问题描述
我有一个非常大的字典包含元组作为键和它们的值。这个字典应该用一个字共现向量来代表一个邻接矩阵,例如工作出现在经验16次,工作出现在服务15次之后。这是否是首选的存储方法是另一个问题(拥有大量数据,嵌套字典成为遍历的噩梦),但它现在只是我所拥有的。 频率:{
(工作,体验):16,
','services'):25,
('must','services'):15,
('data','services'):10,
...
...}
感谢上一篇文章,我已经能够做一个简单的二进制邻接矩阵与NetworkX,只需使用这种方法:
A = Frequency.keys()
networkx.Graph (A)
结果很棒,但是我的问题是我要做什么来转换使用其共同值作为矩阵中的值,将频率转换为邻接矩阵,以便结果将会沿着这样的方向看起来:
数组([[0.,16.,25.,0.],
[16.,0.,1.,0.],
[ 1.,0.,1.],
[10.,0.,0.,0.]
...)
如果这与以前的位置相似,我们深表歉意ts,但是我找不到正确的方式将这些元组转换成可以在NetworkX中使用的矩阵。我假设我会使用numpy,但是我找不到任何这样的方法的文档。
提前感谢
Ron
>>>频率= {('work','experience'):16,
...('work','services'):25,
...('must','services') :15,
...('data','services'):10}
>>> keys = np.array(frequency.keys())
>>> vals = np.array(frequency.values())
>>>键
数组([['work','services'],
['must','services'],
['work','experience'],
['data','services']],
dtype ='| S10')
>>> vals
数组([25,15,16,10])
>>> unq_keys,key_idx = np.unique(keys,return_inverse = True)
>>> key_idx = key_idx.reshape(-1,2)
>>>> unq_keys
数组(['data','experience','must','services','work'],
dtype ='| S10')
>>> key_idx
数组([[4,3],
[2,3],
[4,1],
[0,3]])
> ;>> n = len(unq_keys)
>>>> adj = np.zeros((n,n),dtype = vals.dtype)

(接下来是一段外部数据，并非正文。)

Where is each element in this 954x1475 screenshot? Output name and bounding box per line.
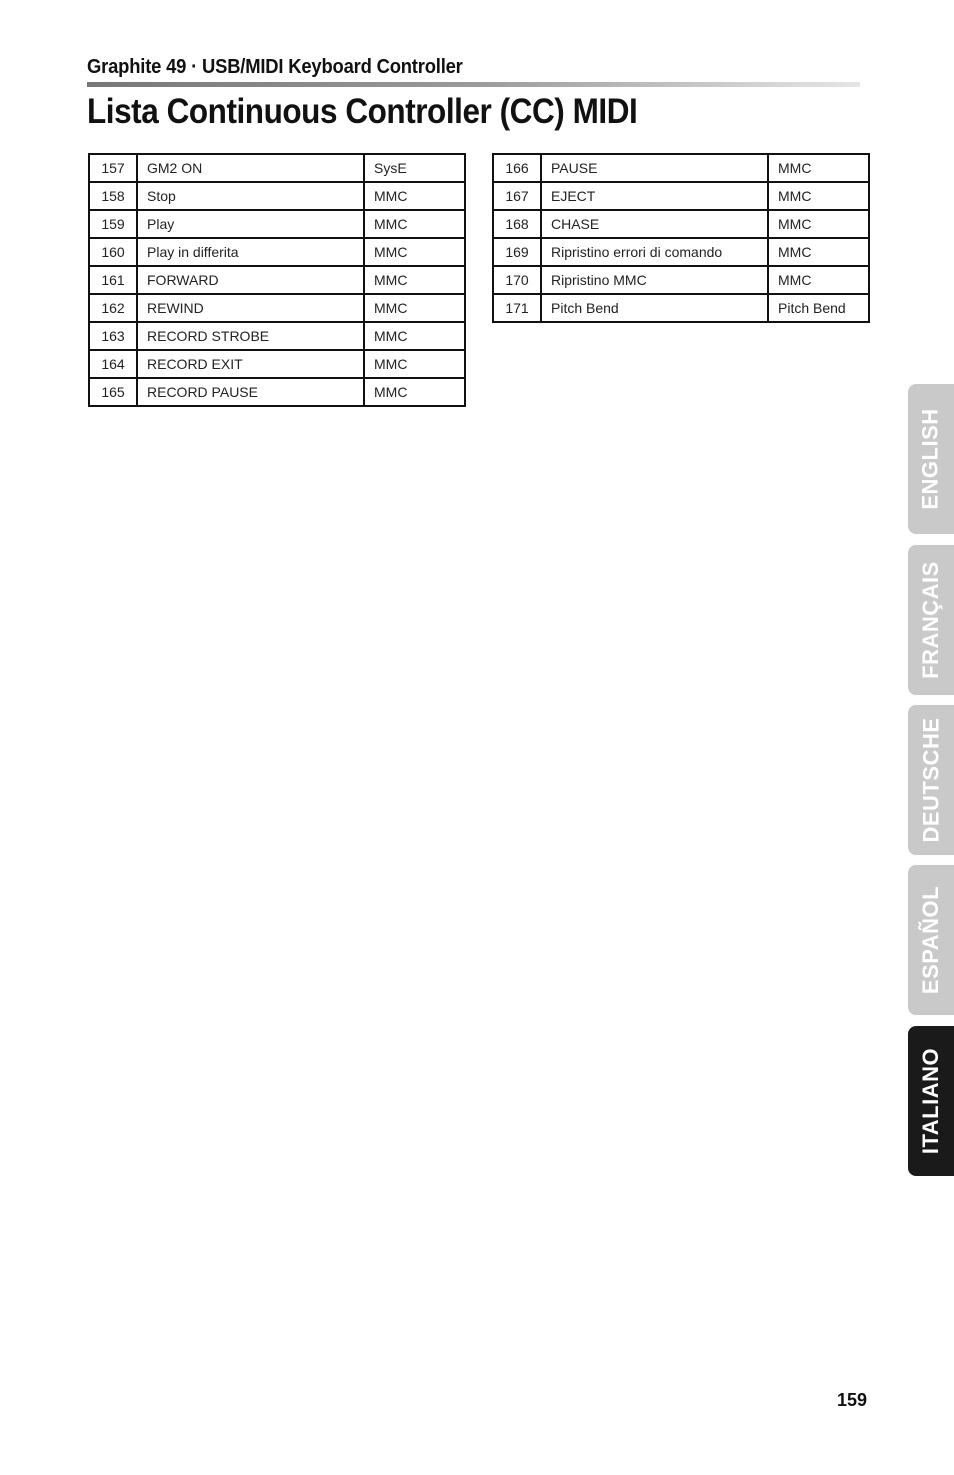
tab-english[interactable] [908, 384, 954, 534]
cc-name-cell: FORWARD [137, 266, 364, 294]
cc-name-cell: Stop [137, 182, 364, 210]
cc-name-cell: RECORD EXIT [137, 350, 364, 378]
cc-name-cell: Ripristino MMC [541, 266, 768, 294]
cc-number-cell: 169 [493, 238, 541, 266]
cc-type-cell: MMC [768, 154, 869, 182]
cc-table-right [492, 153, 870, 323]
page-title: Lista Continuous Controller (CC) MIDI [87, 92, 638, 131]
cc-type-cell: MMC [364, 294, 465, 322]
cc-name-cell: Play [137, 210, 364, 238]
cc-type-cell: MMC [364, 378, 465, 406]
cc-name-cell: Play in differita [137, 238, 364, 266]
table-row [89, 210, 465, 238]
table-row [89, 294, 465, 322]
cc-type-cell: MMC [768, 210, 869, 238]
cc-type-cell: MMC [364, 266, 465, 294]
cc-number-cell: 163 [89, 322, 137, 350]
cc-name-cell: RECORD STROBE [137, 322, 364, 350]
cc-number-cell: 170 [493, 266, 541, 294]
header-divider [87, 82, 860, 87]
cc-type-cell: MMC [364, 238, 465, 266]
cc-number-cell: 157 [89, 154, 137, 182]
table-row [493, 294, 869, 322]
tab-espanol[interactable] [908, 865, 954, 1015]
cc-number-cell: 164 [89, 350, 137, 378]
cc-name-cell: PAUSE [541, 154, 768, 182]
cc-type-cell: MMC [768, 266, 869, 294]
cc-name-cell: EJECT [541, 182, 768, 210]
cc-type-cell: Pitch Bend [768, 294, 869, 322]
tab-deutsche-label: DEUTSCHE [918, 717, 944, 843]
table-row [493, 238, 869, 266]
cc-name-cell: Ripristino errori di comando [541, 238, 768, 266]
cc-name-cell: REWIND [137, 294, 364, 322]
table-row [89, 378, 465, 406]
cc-number-cell: 158 [89, 182, 137, 210]
table-row [89, 322, 465, 350]
page-number: 159 [836, 1390, 867, 1410]
table-row [89, 350, 465, 378]
table-row [493, 266, 869, 294]
cc-number-cell: 171 [493, 294, 541, 322]
cc-name-cell: GM2 ON [137, 154, 364, 182]
cc-type-cell: MMC [768, 238, 869, 266]
table-row [493, 154, 869, 182]
table-row [89, 266, 465, 294]
cc-number-cell: 168 [493, 210, 541, 238]
cc-type-cell: MMC [364, 210, 465, 238]
cc-number-cell: 161 [89, 266, 137, 294]
cc-type-cell: SysE [364, 154, 465, 182]
tab-francais[interactable] [908, 545, 954, 695]
tab-italiano-label: ITALIANO [918, 1047, 943, 1155]
cc-table-left [88, 153, 466, 407]
cc-type-cell: MMC [364, 182, 465, 210]
tab-espanol-label: ESPAÑOL [918, 885, 943, 995]
tab-deutsche[interactable] [908, 705, 954, 855]
table-row [89, 182, 465, 210]
cc-number-cell: 162 [89, 294, 137, 322]
table-row [89, 154, 465, 182]
table-row [89, 238, 465, 266]
tab-english-label: ENGLISH [918, 408, 944, 510]
cc-type-cell: MMC [364, 322, 465, 350]
cc-number-cell: 165 [89, 378, 137, 406]
tab-francais-label: FRANÇAIS [918, 561, 944, 679]
cc-name-cell: RECORD PAUSE [137, 378, 364, 406]
cc-number-cell: 166 [493, 154, 541, 182]
document-subtitle: Graphite 49 · USB/MIDI Keyboard Controller [87, 56, 463, 78]
cc-name-cell: Pitch Bend [541, 294, 768, 322]
table-row [493, 210, 869, 238]
cc-type-cell: MMC [364, 350, 465, 378]
tab-italiano[interactable] [908, 1026, 954, 1176]
cc-name-cell: CHASE [541, 210, 768, 238]
cc-number-cell: 160 [89, 238, 137, 266]
table-row [493, 182, 869, 210]
cc-number-cell: 159 [89, 210, 137, 238]
cc-number-cell: 167 [493, 182, 541, 210]
cc-type-cell: MMC [768, 182, 869, 210]
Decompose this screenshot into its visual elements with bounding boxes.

>>> adj [key_idx [:,0],key_idx [:,1]] = vals
>>> adj
array([[0,0,0,10,0],
[0,0,0,0,0],
[0,0,0,15,0 ],
[0,0,0,0,0],
[0,16,0,25,0]])
>>> adj + = adj.T
>>> adj
array([[0,0,0,10,0],
[0,0,0,0,16],
[0,0,0,15,0 ],
[10,0,15,0,25],
[0,16,0,25,0]]
I have a very large dictionary containing tuples as keys and their values. This dictionary is supposed to represent an adjacency matrix with word co-occurrence vectors, eg 'work' appears with 'experience' 16 times and 'work' appears with 'services' 15 times. Whether or not this is the preferred storage method is another issue (with the massive amount of data I have, nested dictionaries became a nightmare for traversal), but it's simply what I have for right now.
Frequency:{
('work', 'experience'): 16,
('work', 'services'): 25,
('must', 'services'): 15,
('data', 'services'): 10,
...
...}
Thanks to a previous post, I've been able to do a simple binary adjacency matrix with NetworkX, simply by using this methodology:
A=Frequency.keys()
networkx.Graph(A)
That result was great then, but my question is what do I have to do to convert Frequency into an adjacency matrix using its co-occurrence value as the value in the matrix, so that the result would it would look something along the lines of this:
array([[ 0., 16., 25., 0.],
[ 16., 0., 1., 0.],
[ 25., 1., 0., 1.],
[ 10., 0., 0., 0.]
...)
I apologize if this is similar to previous posts, but I just can't find the correct way to convert these tuples to a matrix that I can use in NetworkX. I'm assuming I would use numpy, but I cannot find any documentation for a method like this.
Thanks in advance,
Ron
This answer may be of help. With your sample data:
>>> frequency = {('work', 'experience'): 16,
... ('work', 'services'): 25,
... ('must', 'services'): 15,
... ('data', 'services'): 10}
>>> keys = np.array(frequency.keys())
>>> vals = np.array(frequency.values())
>>> keys
array([['work', 'services'],
['must', 'services'],
['work', 'experience'],
['data', 'services']],
dtype='|S10')
>>> vals
array([25, 15, 16, 10])
>>> unq_keys, key_idx = np.unique(keys, return_inverse=True)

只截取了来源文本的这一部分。